KCK Yürütme Konseyi Eşbaşkanlığı, “Bu provokasyon ve dayatmalar Bakurê Kurdîstan’da tarihi bir seçimin olduğu ve Rojhılat Kürdîstan'da YRK gerillalarının birçok alanda İran ordusuyla çatışmalar yaşadığı bir dönemde gerçekleşmektedir. Bu gerçekler, bu provokasyon ve dayatmaların çok amaçlı gerçekleştirildiğini göstermektedir” dedi.

Yazılı bir açıklama yapan KCK Yürütme Konseyi Eşbaşkanlığı, KDP-İ ile PKK’nin çatışma içinde olduğunu göstermek için bir süredir kışkırtıcı, provokatif yayınlar yapıldığını belirtti. Kürdistan’ın dört parçasında gerillaların sömürgeci güçlere ve Kürt düşmanı taşeron örgütlere karşı mücadele yürüttüğü bir süreçte KDP-İ peşmergeleriyle HPG gerillaları arasında gerilim yaratan provokasyonların yapılmasının çok manidar olduğunu kaydetti.

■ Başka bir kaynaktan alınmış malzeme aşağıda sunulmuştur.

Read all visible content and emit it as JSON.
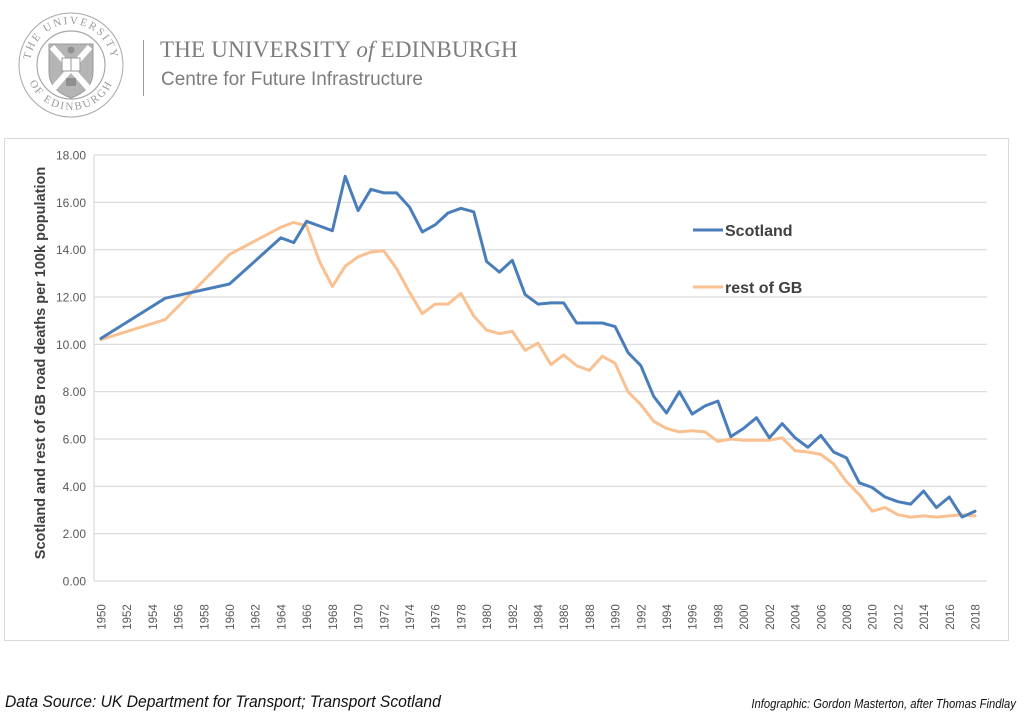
{
  "header": {
    "university_prefix": "THE UNIVERSITY ",
    "university_of": "of",
    "university_suffix": " EDINBURGH",
    "centre": "Centre for Future Infrastructure",
    "seal_ring_text": "THE UNIVERSITY OF EDINBURGH"
  },
  "footer": {
    "source": "Data Source: UK Department for Transport; Transport Scotland",
    "credit": "Infographic: Gordon Masterton, after Thomas Findlay"
  },
  "chart_data": {
    "type": "line",
    "title": "",
    "xlabel": "",
    "ylabel": "Scotland and rest of GB road deaths per 100k population",
    "ylim": [
      0,
      18
    ],
    "xlim": [
      1950,
      2018
    ],
    "y_ticks": [
      "0.00",
      "2.00",
      "4.00",
      "6.00",
      "8.00",
      "10.00",
      "12.00",
      "14.00",
      "16.00",
      "18.00"
    ],
    "x_ticks": [
      "1950",
      "1952",
      "1954",
      "1956",
      "1958",
      "1960",
      "1962",
      "1964",
      "1966",
      "1968",
      "1970",
      "1972",
      "1974",
      "1976",
      "1978",
      "1980",
      "1982",
      "1984",
      "1986",
      "1988",
      "1990",
      "1992",
      "1994",
      "1996",
      "1998",
      "2000",
      "2002",
      "2004",
      "2006",
      "2008",
      "2010",
      "2012",
      "2014",
      "2016",
      "2018"
    ],
    "grid": "horizontal",
    "legend_position": "upper-right, inside plot",
    "series": [
      {
        "name": "Scotland",
        "color": "#4a7ebb",
        "x": [
          1950,
          1955,
          1960,
          1964,
          1965,
          1966,
          1967,
          1968,
          1969,
          1970,
          1971,
          1972,
          1973,
          1974,
          1975,
          1976,
          1977,
          1978,
          1979,
          1980,
          1981,
          1982,
          1983,
          1984,
          1985,
          1986,
          1987,
          1988,
          1989,
          1990,
          1991,
          1992,
          1993,
          1994,
          1995,
          1996,
          1997,
          1998,
          1999,
          2000,
          2001,
          2002,
          2003,
          2004,
          2005,
          2006,
          2007,
          2008,
          2009,
          2010,
          2011,
          2012,
          2013,
          2014,
          2015,
          2016,
          2017,
          2018
        ],
        "values": [
          10.25,
          11.95,
          12.55,
          14.5,
          14.3,
          15.2,
          15.0,
          14.8,
          17.1,
          15.65,
          16.55,
          16.4,
          16.4,
          15.8,
          14.75,
          15.05,
          15.55,
          15.75,
          15.6,
          13.5,
          13.05,
          13.55,
          12.1,
          11.7,
          11.75,
          11.75,
          10.9,
          10.9,
          10.9,
          10.75,
          9.65,
          9.1,
          7.8,
          7.1,
          8.0,
          7.05,
          7.4,
          7.6,
          6.1,
          6.45,
          6.9,
          6.05,
          6.65,
          6.05,
          5.65,
          6.15,
          5.45,
          5.2,
          4.15,
          3.95,
          3.55,
          3.35,
          3.25,
          3.8,
          3.1,
          3.55,
          2.7,
          2.95
        ]
      },
      {
        "name": "rest of GB",
        "color": "#fac090",
        "x": [
          1950,
          1955,
          1960,
          1964,
          1965,
          1966,
          1967,
          1968,
          1969,
          1970,
          1971,
          1972,
          1973,
          1974,
          1975,
          1976,
          1977,
          1978,
          1979,
          1980,
          1981,
          1982,
          1983,
          1984,
          1985,
          1986,
          1987,
          1988,
          1989,
          1990,
          1991,
          1992,
          1993,
          1994,
          1995,
          1996,
          1997,
          1998,
          1999,
          2000,
          2001,
          2002,
          2003,
          2004,
          2005,
          2006,
          2007,
          2008,
          2009,
          2010,
          2011,
          2012,
          2013,
          2014,
          2015,
          2016,
          2017,
          2018
        ],
        "values": [
          10.2,
          11.05,
          13.8,
          14.95,
          15.15,
          15.0,
          13.5,
          12.45,
          13.3,
          13.7,
          13.9,
          13.95,
          13.2,
          12.2,
          11.3,
          11.7,
          11.7,
          12.15,
          11.2,
          10.6,
          10.45,
          10.55,
          9.75,
          10.05,
          9.15,
          9.55,
          9.1,
          8.9,
          9.5,
          9.2,
          8.0,
          7.45,
          6.75,
          6.45,
          6.3,
          6.35,
          6.3,
          5.9,
          6.0,
          5.95,
          5.95,
          5.95,
          6.05,
          5.5,
          5.45,
          5.35,
          4.95,
          4.2,
          3.65,
          2.95,
          3.1,
          2.8,
          2.7,
          2.75,
          2.7,
          2.75,
          2.8,
          2.75
        ]
      }
    ]
  }
}
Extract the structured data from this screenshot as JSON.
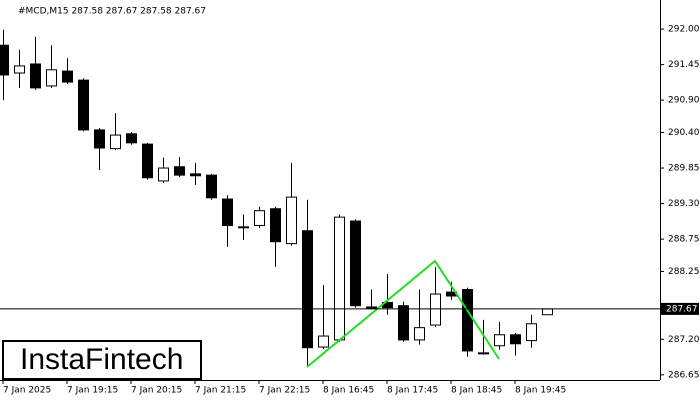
{
  "chart_data": {
    "type": "candlestick",
    "title": "#MCD,M15  287.58 287.67 287.58 287.67",
    "categories": [
      "7 Jan 2025",
      null,
      null,
      null,
      "7 Jan 19:15",
      null,
      null,
      null,
      "7 Jan 20:15",
      null,
      null,
      null,
      "7 Jan 21:15",
      null,
      null,
      null,
      "7 Jan 22:15",
      null,
      null,
      null,
      "8 Jan 16:45",
      null,
      null,
      null,
      "8 Jan 17:45",
      null,
      null,
      null,
      "8 Jan 18:45",
      null,
      null,
      null,
      "8 Jan 19:45",
      null,
      null
    ],
    "open": [
      291.75,
      291.32,
      291.46,
      291.12,
      291.35,
      291.21,
      290.44,
      290.15,
      290.38,
      290.22,
      289.65,
      289.87,
      289.76,
      289.74,
      289.37,
      288.94,
      288.96,
      289.22,
      288.68,
      288.88,
      287.08,
      287.19,
      289.03,
      287.7,
      287.77,
      287.72,
      287.19,
      287.42,
      287.93,
      287.97,
      286.99,
      287.1,
      287.27,
      287.18,
      287.58
    ],
    "high": [
      291.99,
      291.68,
      291.88,
      291.75,
      291.55,
      291.24,
      290.47,
      290.7,
      290.41,
      290.24,
      290.01,
      290.02,
      289.93,
      289.76,
      289.43,
      289.13,
      289.25,
      289.25,
      289.93,
      289.36,
      288.04,
      289.13,
      289.06,
      287.97,
      288.21,
      287.78,
      287.97,
      288.32,
      288.09,
      288.0,
      287.5,
      287.47,
      287.3,
      287.58,
      287.67
    ],
    "low": [
      290.9,
      291.09,
      291.06,
      291.09,
      291.15,
      290.42,
      289.82,
      290.13,
      290.21,
      289.67,
      289.62,
      289.71,
      289.59,
      289.36,
      288.63,
      288.74,
      288.92,
      288.32,
      288.65,
      286.79,
      287.05,
      287.16,
      287.69,
      287.66,
      287.58,
      287.16,
      287.12,
      287.39,
      287.81,
      286.93,
      286.96,
      287.04,
      286.95,
      287.07,
      287.58
    ],
    "close": [
      291.29,
      291.43,
      291.09,
      291.37,
      291.18,
      290.44,
      290.16,
      290.36,
      290.24,
      289.7,
      289.85,
      289.74,
      289.73,
      289.39,
      288.96,
      288.93,
      289.19,
      288.71,
      289.4,
      287.07,
      287.25,
      289.09,
      287.72,
      287.69,
      287.69,
      287.19,
      287.38,
      287.9,
      287.87,
      287.02,
      286.99,
      287.27,
      287.13,
      287.44,
      287.67
    ],
    "up_color": "#ffffff",
    "down_color": "#000000",
    "ylim": [
      286.57,
      292.45
    ],
    "yticks": [
      {
        "value": 292,
        "label": "292.00"
      },
      291.45,
      {
        "value": 290.9,
        "label": "290.90"
      },
      {
        "value": 290.4,
        "label": "290.40"
      },
      289.85,
      {
        "value": 289.3,
        "label": "289.30"
      },
      288.75,
      288.25,
      {
        "value": 287.2,
        "label": "287.20"
      },
      286.65
    ],
    "last_price": 287.67,
    "watermark": "InstaFintech"
  }
}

“Bakurê Kurdîstan’da tüm Kürt halkını ve Ortadoğu halklarını yakından ilgilendiren bir seçimden önce bu tür provokasyonlar ve kışkırtmalar yapılması amaçlı görülmektedir” diyen KCK Yürütme Konseyi Eşbaşkanlığı Ortadoğu’da eski dengelerin yıkıldığı, yeni Ortadoğu dengelerinin ve statükonun kurulma mücadelesinin verildiği ve Kürtler arası birliğin çok önemli olduğu bir dönemde Kürt Özgürlük Hareketi’ni bir Kürt örgütüyle çatışma halinde göstermek için dayatmalara ve provokasyonlara başvurmanın sadece sömürgeci güçlere ve Kürt düşmanlarına yarayacağını belirtti.

Güney Kürdistan’daki bazı yayın organlarının ve çevrelerin bir kampanya biçiminde Kürt Özgürlük Hareketi’ne yönelik karalama yapmaları ve saldırmalarının bu provokasyon ve dayatmaların planlı yapıldığını gösterdiğini de ifade eden KCK Yürütme Konseyi Eşbaşkanlığı açıklamasında şunlara yer verdi: “Dikkat edilirse bu provokasyon ve dayatmalar Bakurê Kurdîstan’da tarihi bir seçimin olduğu ve Rojhılat Kürdîstan'da YRK gerillalarının birçok alanda İran ordusuyla çatışmalar yaşadığı bir dönemde gerçekleşmektedir. Bu gerçekler, bu provokasyon ve dayatmaların çok amaçlı gerçekleştirildiğini göstermektedir. Kürt Özgürlük Hareketi'nin ulusal birlik çalışmalarını sürdürdüğü, Kürt parti ve gruplarla bırakalım çatışma içinde olması, ortaklıklar yaratmak için her türlü çabalar yürüttüğü bir dönemde böyle bir gerilim ve çatışmaya zorlanması, bu durumun yaşanmasının arkasında farklı güçlerin olabileceği kuşkusunu yaratmaktadır.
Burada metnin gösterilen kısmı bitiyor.